3. Styles qui se marchent dessus

Utilisez CSS-in-JS avec scope, CSS Modules, ou Shadow DOM pour éviter les conflits.

Patterns éprouvés

1. Shell application

Une app principale qui charge les micro-frontends :

// Shell app
const routes = [
  { path: '/users/*', component: lazy(() => import('users/UserApp')) },
  { path: '/products/*', component: lazy(() => import('products/ProductApp')) }
];

2. Shared Design System

Créez un package de composants partagés.

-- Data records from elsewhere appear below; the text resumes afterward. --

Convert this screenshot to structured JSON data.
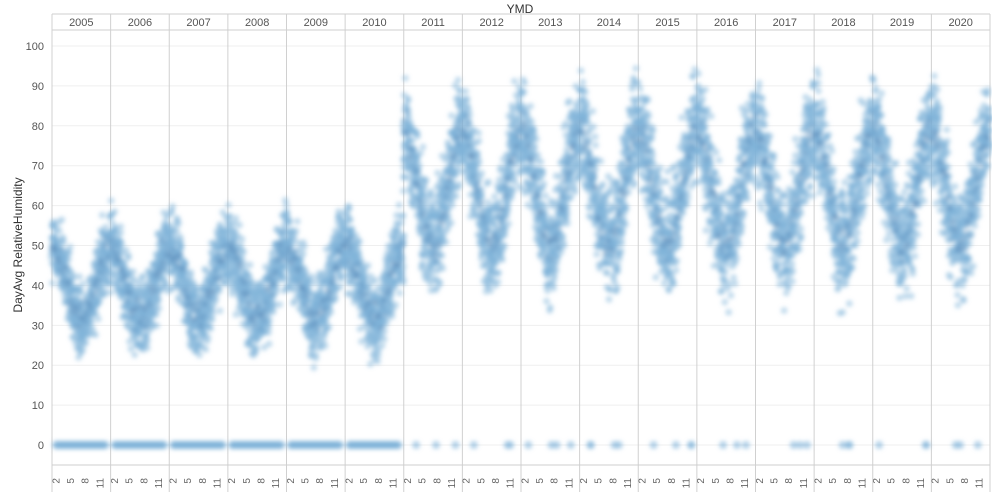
{
  "chart_data": {
    "type": "scatter",
    "title": "",
    "xlabel": "YMD",
    "ylabel": "DayAvg RelativeHumidity",
    "years": [
      "2005",
      "2006",
      "2007",
      "2008",
      "2009",
      "2010",
      "2011",
      "2012",
      "2013",
      "2014",
      "2015",
      "2016",
      "2017",
      "2018",
      "2019",
      "2020"
    ],
    "month_ticks": [
      "2",
      "5",
      "8",
      "11"
    ],
    "ylim": [
      -5,
      104
    ],
    "yticks": [
      0,
      10,
      20,
      30,
      40,
      50,
      60,
      70,
      80,
      90,
      100
    ],
    "grid": true,
    "legend": "none",
    "marker_color": "#7fb3d9",
    "dense_color": "#1f4e85",
    "series": [
      {
        "years": [
          "2005",
          "2006",
          "2007",
          "2008",
          "2009",
          "2010"
        ],
        "y_band_summer": [
          18,
          45
        ],
        "y_band_winter": [
          35,
          64
        ],
        "zero_days": "most"
      },
      {
        "years": [
          "2011",
          "2012",
          "2013",
          "2014",
          "2015",
          "2016",
          "2017",
          "2018",
          "2019",
          "2020"
        ],
        "y_band_summer": [
          30,
          70
        ],
        "y_band_winter": [
          60,
          98
        ],
        "zero_days": "occasional"
      }
    ]
  }
}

C’est non-négociable pour la cohérence UX.

3. Contrat d’interface clair

Chaque MFE expose une interface claire :

interface MicroFrontend {
  bootstrap(): Promise<void>;
  mount(container: HTMLElement): Promise<void>;
  unmount(): Promise<void>;
}

Quand NE PAS utiliser les micro-frontends

  • Équipe < 10 développeurs
  • Pas de domaines métiers clairement séparés
  • Performance critique (chaque milliseconde compte)
  • Projet court terme (<2 ans)

Pour ces cas, un bon monolithe modulaire est souvent meilleur.

Conclusion

Les micro-frontends sont puissants mais complexes. J’ai vu des projets tripler leur time-to-market grâce à cette architecture, et d’autres s’enliser dans la complexité.

La clé : commencer simple, scaler quand le besoin est réel, pas anticipé.